🤖 AI Summary
This study addresses the long-overlooked indirect carbon emissions generated by the information and communications technology (ICT) sector’s support for the digitalization of high-carbon oil and gas (O&G) industries, thereby challenging prevailing underestimations of the environmental paradox inherent in green technologies. Integrating input-output and macroeconomic data from 2000 to 2022, this work systematically uncovers the previously neglected economic and technological coupling between ICT and O&G sectors and introduces the concept of “self-defeating decarbonization” to describe how digital technologies inadvertently reinforce fossil fuel activities.
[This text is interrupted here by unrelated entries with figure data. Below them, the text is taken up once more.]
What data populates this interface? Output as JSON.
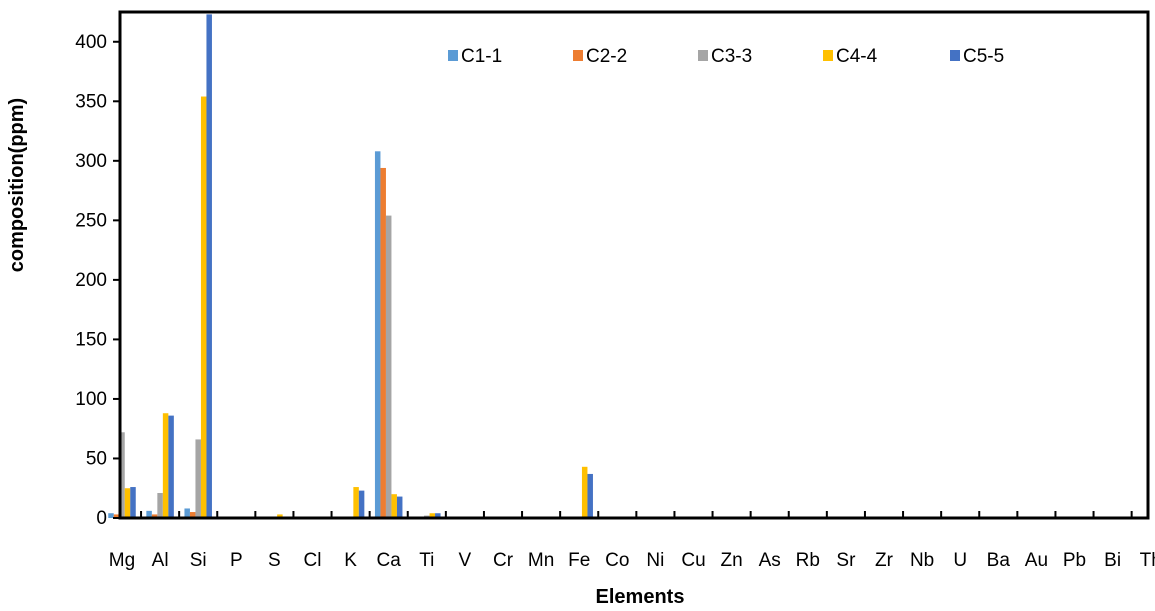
{
  "chart_data": {
    "type": "bar",
    "title": "",
    "xlabel": "Elements",
    "ylabel": "composition(ppm)",
    "ylim": [
      0,
      425
    ],
    "yticks": [
      0,
      50,
      100,
      150,
      200,
      250,
      300,
      350,
      400
    ],
    "grid": false,
    "legend_position": "top-right",
    "categories": [
      "Mg",
      "Al",
      "Si",
      "P",
      "S",
      "Cl",
      "K",
      "Ca",
      "Ti",
      "V",
      "Cr",
      "Mn",
      "Fe",
      "Co",
      "Ni",
      "Cu",
      "Zn",
      "As",
      "Rb",
      "Sr",
      "Zr",
      "Nb",
      "U",
      "Ba",
      "Au",
      "Pb",
      "Bi",
      "Th"
    ],
    "series": [
      {
        "name": "C1-1",
        "color": "#5B9BD5",
        "values": [
          4,
          6,
          8,
          0,
          0,
          0,
          0,
          308,
          1,
          0,
          0,
          0,
          0,
          0,
          0,
          0,
          0,
          0,
          0,
          0,
          0,
          0,
          0,
          0,
          0,
          0,
          0,
          0
        ]
      },
      {
        "name": "C2-2",
        "color": "#ED7D31",
        "values": [
          3,
          3,
          5,
          0,
          0,
          0,
          0,
          294,
          1,
          0,
          0,
          0,
          0,
          0,
          0,
          0,
          0,
          0,
          0,
          0,
          0,
          0,
          0,
          0,
          0,
          0,
          0,
          0
        ]
      },
      {
        "name": "C3-3",
        "color": "#A5A5A5",
        "values": [
          72,
          21,
          66,
          0,
          1,
          0,
          0,
          254,
          2,
          0,
          0,
          0,
          0,
          0,
          0,
          0,
          0,
          0,
          0,
          0,
          0,
          0,
          0,
          0,
          0,
          0,
          0,
          0
        ]
      },
      {
        "name": "C4-4",
        "color": "#FFC000",
        "values": [
          25,
          88,
          354,
          0,
          3,
          0,
          26,
          20,
          4,
          0,
          0,
          0,
          43,
          0,
          0,
          0,
          0,
          0,
          0,
          0,
          0,
          0,
          0,
          0,
          0,
          0,
          0,
          0
        ]
      },
      {
        "name": "C5-5",
        "color": "#4472C4",
        "values": [
          26,
          86,
          423,
          0,
          1,
          0,
          23,
          18,
          4,
          0,
          0,
          0,
          37,
          0,
          0,
          0,
          0,
          0,
          0,
          0,
          0,
          0,
          0,
          0,
          0,
          0,
          0,
          0
        ]
      }
    ]
  }
}
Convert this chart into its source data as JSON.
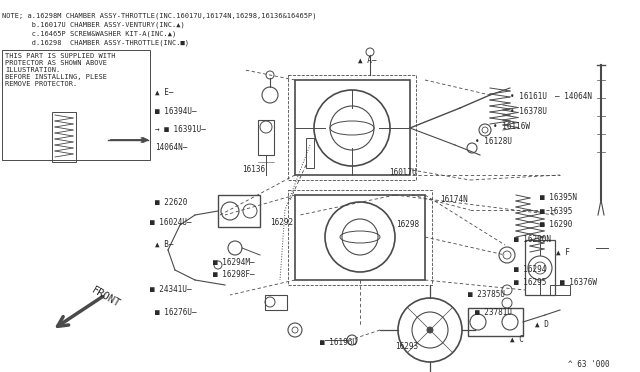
{
  "bg_color": "#ffffff",
  "line_color": "#4a4a4a",
  "text_color": "#2a2a2a",
  "title_note_line1": "NOTE; a.16298M CHAMBER ASSY-THROTTLE(INC.16017U,16174N,16298,16136&16465P)",
  "title_note_line2": "       b.16017U CHAMBER ASSY-VENTURY(INC.▲)",
  "title_note_line3": "       c.16465P SCREW&WASHER KIT-A(INC.▲)",
  "title_note_line4": "       d.16298  CHAMBER ASSY-THROTTLE(INC.■)",
  "warning_text": "THIS PART IS SUPPLIED WITH\nPROTECTOR AS SHOWN ABOVE\nILLUSTRATION.\nBEFORE INSTALLING, PLESE\nREMOVE PROTECTOR.",
  "bottom_right": "^ 63 '000",
  "front_label": "FRONT"
}
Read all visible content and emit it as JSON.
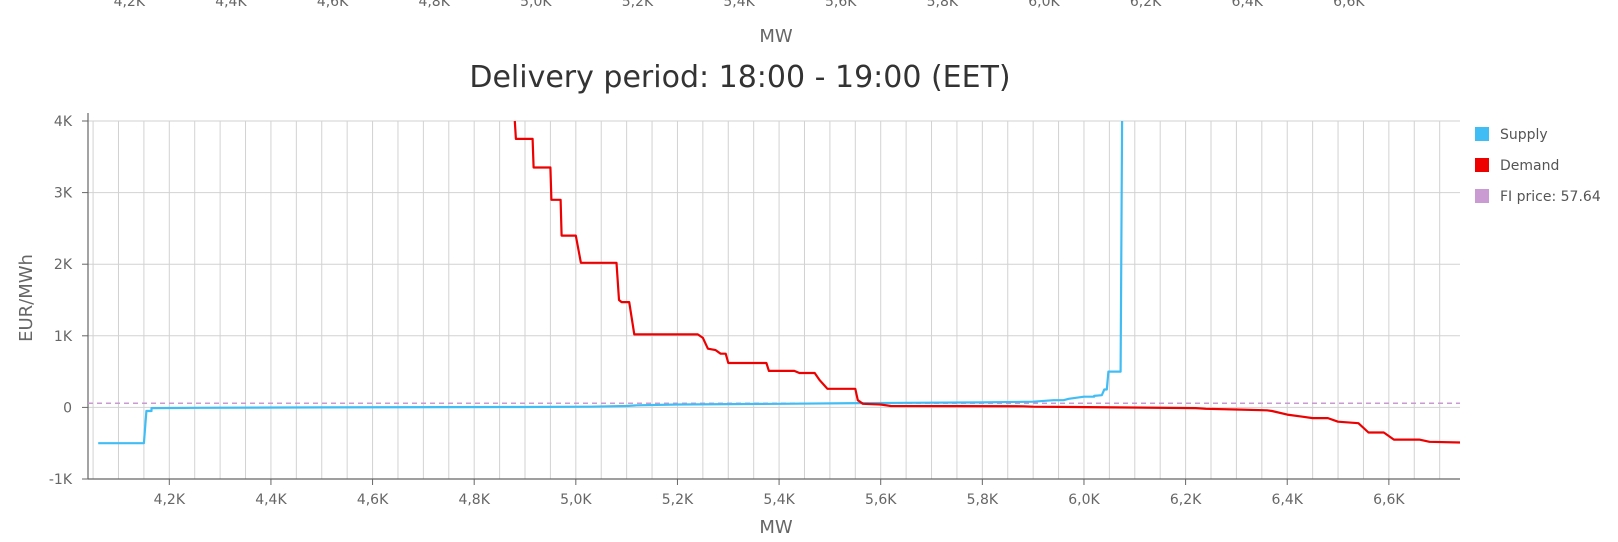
{
  "top_strip": {
    "tick_labels": [
      "4,2K",
      "4,4K",
      "4,6K",
      "4,8K",
      "5,0K",
      "5,2K",
      "5,4K",
      "5,6K",
      "5,8K",
      "6,0K",
      "6,2K",
      "6,4K",
      "6,6K"
    ],
    "xlabel": "MW"
  },
  "colors": {
    "supply": "#41bdf5",
    "demand": "#ee0000",
    "price": "#c99bd2",
    "grid": "#d2d2d2",
    "axis": "#666666"
  },
  "chart_data": {
    "type": "line",
    "title": "Delivery period: 18:00 - 19:00 (EET)",
    "xlabel": "MW",
    "ylabel": "EUR/MWh",
    "xlim": [
      4040,
      6740
    ],
    "ylim": [
      -1000,
      4000
    ],
    "x_tick_values": [
      4200,
      4400,
      4600,
      4800,
      5000,
      5200,
      5400,
      5600,
      5800,
      6000,
      6200,
      6400,
      6600
    ],
    "x_tick_labels": [
      "4,2K",
      "4,4K",
      "4,6K",
      "4,8K",
      "5,0K",
      "5,2K",
      "5,4K",
      "5,6K",
      "5,8K",
      "6,0K",
      "6,2K",
      "6,4K",
      "6,6K"
    ],
    "y_tick_values": [
      4000,
      3000,
      2000,
      1000,
      0,
      -1000
    ],
    "y_tick_labels": [
      "4K",
      "3K",
      "2K",
      "1K",
      "0",
      "-1K"
    ],
    "grid": true,
    "minor_grid_step": 50,
    "legend_position": "right",
    "legend": [
      "Supply",
      "Demand",
      "FI price: 57.64"
    ],
    "price_line": {
      "name": "FI price: 57.64",
      "value": 57.64
    },
    "series": [
      {
        "name": "Supply",
        "points": [
          [
            4060,
            -500
          ],
          [
            4150,
            -500
          ],
          [
            4155,
            -50
          ],
          [
            4165,
            -50
          ],
          [
            4165,
            -10
          ],
          [
            4260,
            -5
          ],
          [
            4500,
            0
          ],
          [
            4900,
            5
          ],
          [
            5030,
            10
          ],
          [
            5100,
            20
          ],
          [
            5120,
            30
          ],
          [
            5200,
            40
          ],
          [
            5400,
            50
          ],
          [
            5560,
            60
          ],
          [
            5800,
            70
          ],
          [
            5900,
            80
          ],
          [
            5940,
            100
          ],
          [
            5960,
            100
          ],
          [
            5970,
            120
          ],
          [
            6000,
            150
          ],
          [
            6020,
            150
          ],
          [
            6020,
            160
          ],
          [
            6035,
            170
          ],
          [
            6040,
            250
          ],
          [
            6045,
            250
          ],
          [
            6048,
            500
          ],
          [
            6072,
            500
          ],
          [
            6075,
            4000
          ]
        ]
      },
      {
        "name": "Demand",
        "points": [
          [
            4880,
            4000
          ],
          [
            4882,
            3750
          ],
          [
            4915,
            3750
          ],
          [
            4917,
            3350
          ],
          [
            4950,
            3350
          ],
          [
            4952,
            2900
          ],
          [
            4970,
            2900
          ],
          [
            4972,
            2400
          ],
          [
            5000,
            2400
          ],
          [
            5010,
            2020
          ],
          [
            5080,
            2020
          ],
          [
            5085,
            1500
          ],
          [
            5090,
            1470
          ],
          [
            5105,
            1470
          ],
          [
            5115,
            1020
          ],
          [
            5240,
            1020
          ],
          [
            5250,
            970
          ],
          [
            5260,
            820
          ],
          [
            5275,
            800
          ],
          [
            5285,
            750
          ],
          [
            5295,
            750
          ],
          [
            5300,
            620
          ],
          [
            5375,
            620
          ],
          [
            5380,
            510
          ],
          [
            5430,
            510
          ],
          [
            5440,
            480
          ],
          [
            5470,
            480
          ],
          [
            5480,
            380
          ],
          [
            5490,
            300
          ],
          [
            5495,
            260
          ],
          [
            5550,
            260
          ],
          [
            5555,
            100
          ],
          [
            5565,
            50
          ],
          [
            5600,
            40
          ],
          [
            5620,
            20
          ],
          [
            5880,
            15
          ],
          [
            5900,
            10
          ],
          [
            5980,
            5
          ],
          [
            6060,
            0
          ],
          [
            6220,
            -10
          ],
          [
            6240,
            -20
          ],
          [
            6300,
            -30
          ],
          [
            6360,
            -40
          ],
          [
            6370,
            -50
          ],
          [
            6400,
            -100
          ],
          [
            6430,
            -130
          ],
          [
            6450,
            -150
          ],
          [
            6480,
            -150
          ],
          [
            6500,
            -200
          ],
          [
            6540,
            -220
          ],
          [
            6560,
            -350
          ],
          [
            6590,
            -350
          ],
          [
            6610,
            -450
          ],
          [
            6660,
            -450
          ],
          [
            6680,
            -480
          ],
          [
            6740,
            -490
          ]
        ]
      }
    ]
  }
}
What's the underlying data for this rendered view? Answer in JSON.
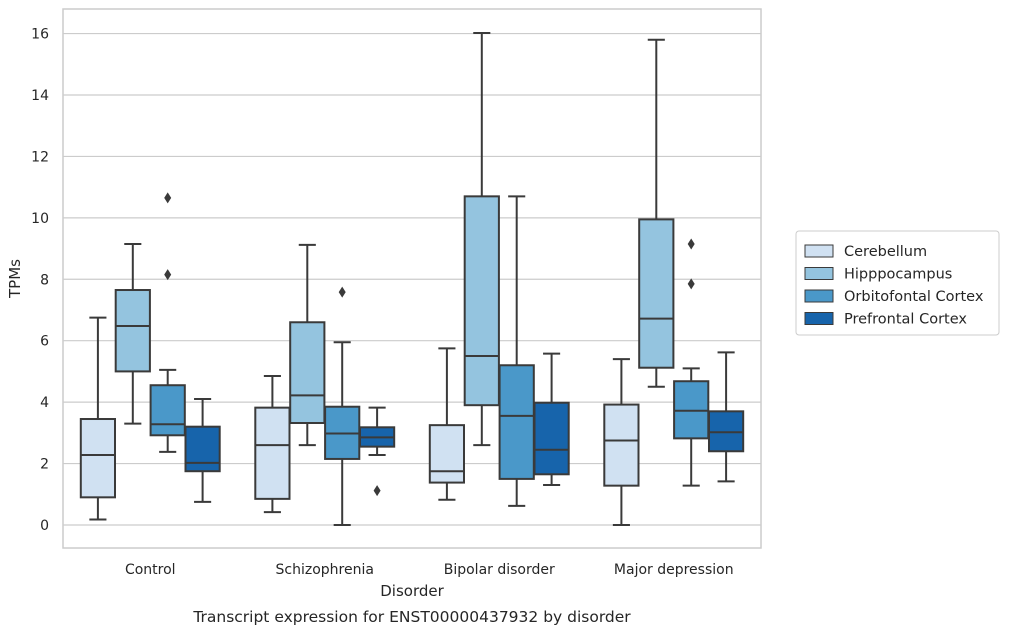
{
  "chart_data": {
    "type": "boxplot",
    "caption": "Transcript expression for ENST00000437932 by disorder",
    "xlabel": "Disorder",
    "ylabel": "TPMs",
    "ylim": [
      -0.75,
      16.8
    ],
    "yticks": [
      0,
      2,
      4,
      6,
      8,
      10,
      12,
      14,
      16
    ],
    "grid": true,
    "legend_position": "right",
    "categories": [
      "Control",
      "Schizophrenia",
      "Bipolar disorder",
      "Major depression"
    ],
    "series": [
      {
        "name": "Cerebellum",
        "color": "#d0e1f2",
        "boxes": [
          {
            "whisker_low": 0.18,
            "q1": 0.9,
            "median": 2.28,
            "q3": 3.45,
            "whisker_high": 6.75,
            "outliers": []
          },
          {
            "whisker_low": 0.42,
            "q1": 0.85,
            "median": 2.6,
            "q3": 3.82,
            "whisker_high": 4.85,
            "outliers": []
          },
          {
            "whisker_low": 0.82,
            "q1": 1.38,
            "median": 1.75,
            "q3": 3.25,
            "whisker_high": 5.75,
            "outliers": []
          },
          {
            "whisker_low": 0.0,
            "q1": 1.28,
            "median": 2.75,
            "q3": 3.92,
            "whisker_high": 5.4,
            "outliers": []
          }
        ]
      },
      {
        "name": "Hipppocampus",
        "color": "#94c4df",
        "boxes": [
          {
            "whisker_low": 3.3,
            "q1": 5.0,
            "median": 6.48,
            "q3": 7.65,
            "whisker_high": 9.15,
            "outliers": []
          },
          {
            "whisker_low": 2.6,
            "q1": 3.32,
            "median": 4.22,
            "q3": 6.6,
            "whisker_high": 9.12,
            "outliers": []
          },
          {
            "whisker_low": 2.6,
            "q1": 3.9,
            "median": 5.5,
            "q3": 10.7,
            "whisker_high": 16.02,
            "outliers": []
          },
          {
            "whisker_low": 4.5,
            "q1": 5.12,
            "median": 6.72,
            "q3": 9.95,
            "whisker_high": 15.8,
            "outliers": []
          }
        ]
      },
      {
        "name": "Orbitofontal Cortex",
        "color": "#4a98c9",
        "boxes": [
          {
            "whisker_low": 2.38,
            "q1": 2.92,
            "median": 3.28,
            "q3": 4.55,
            "whisker_high": 5.05,
            "outliers": [
              8.15,
              10.65
            ]
          },
          {
            "whisker_low": 0.0,
            "q1": 2.15,
            "median": 2.98,
            "q3": 3.85,
            "whisker_high": 5.95,
            "outliers": [
              7.58
            ]
          },
          {
            "whisker_low": 0.62,
            "q1": 1.5,
            "median": 3.55,
            "q3": 5.2,
            "whisker_high": 10.7,
            "outliers": []
          },
          {
            "whisker_low": 1.28,
            "q1": 2.82,
            "median": 3.72,
            "q3": 4.68,
            "whisker_high": 5.1,
            "outliers": [
              7.85,
              9.15
            ]
          }
        ]
      },
      {
        "name": "Prefrontal Cortex",
        "color": "#1764ab",
        "boxes": [
          {
            "whisker_low": 0.75,
            "q1": 1.75,
            "median": 2.02,
            "q3": 3.2,
            "whisker_high": 4.1,
            "outliers": []
          },
          {
            "whisker_low": 2.28,
            "q1": 2.55,
            "median": 2.85,
            "q3": 3.18,
            "whisker_high": 3.82,
            "outliers": [
              1.12
            ]
          },
          {
            "whisker_low": 1.3,
            "q1": 1.65,
            "median": 2.45,
            "q3": 3.98,
            "whisker_high": 5.58,
            "outliers": []
          },
          {
            "whisker_low": 1.42,
            "q1": 2.4,
            "median": 3.02,
            "q3": 3.7,
            "whisker_high": 5.62,
            "outliers": []
          }
        ]
      }
    ]
  }
}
By developing a classification framework for O&G digitalization activities and an associated embodied emissions assessment methodology, the study finds that approximately 2% of annual ICT expenditures flow into O&G—a figure that in 2022 exceeded combined investments in renewable and nuclear energy by more than fourfold—thus establishing a methodological foundation for quantifying the hidden carbon costs of digital technologies.
📝 Abstract
The ICT sector has been one of the most successful and fastest-growing industry in history. While the environmental issue in this sector has mainly been addressed by assessing its footprint and, to a lesser extent, its avoided emissions or net impacts, the additional emissions from the digitalization of carbon-intensive activities, such as the Oil and Gas (O&G) sector, have rarely been discussed. By doing so, we have forgotten to count the own goals conceded over more than 20 years in the troubled relationship between the ICT and the O&G sector. Using input-output analysis and economic data ranging from 2000 to 2022, we observe that on average 2% of the annual financial flows from the ICT sector are directed towards the Oil and Gas sector. Considering the significant growth of the ICT sector during this time, O&G companies now spends a massive amount on ICT products in absolute terms. It also appears that in 2022, for each dollar going from the ICT sector to the renewable and nuclear energy industry, more than $4 go to the O&G industry. In addition, we also provide a classification of digital activities in the O&G sector to facilitate environmental assessments and present two case studies estimating potential added emissions from the digitalization of oil activities. Finally, looking at the immense growth in generative AI, we provide an exploration of causal links between the current success of GPU technology and its intricate early relationship with the O&G sector. This article lays the groundwork for defining the nature of the relationship between ICT and O&G, which predates the current hype surrounding generative AI. We provide the analytical elements needed to begin estimating the added emissions from the digitalisation of O&G.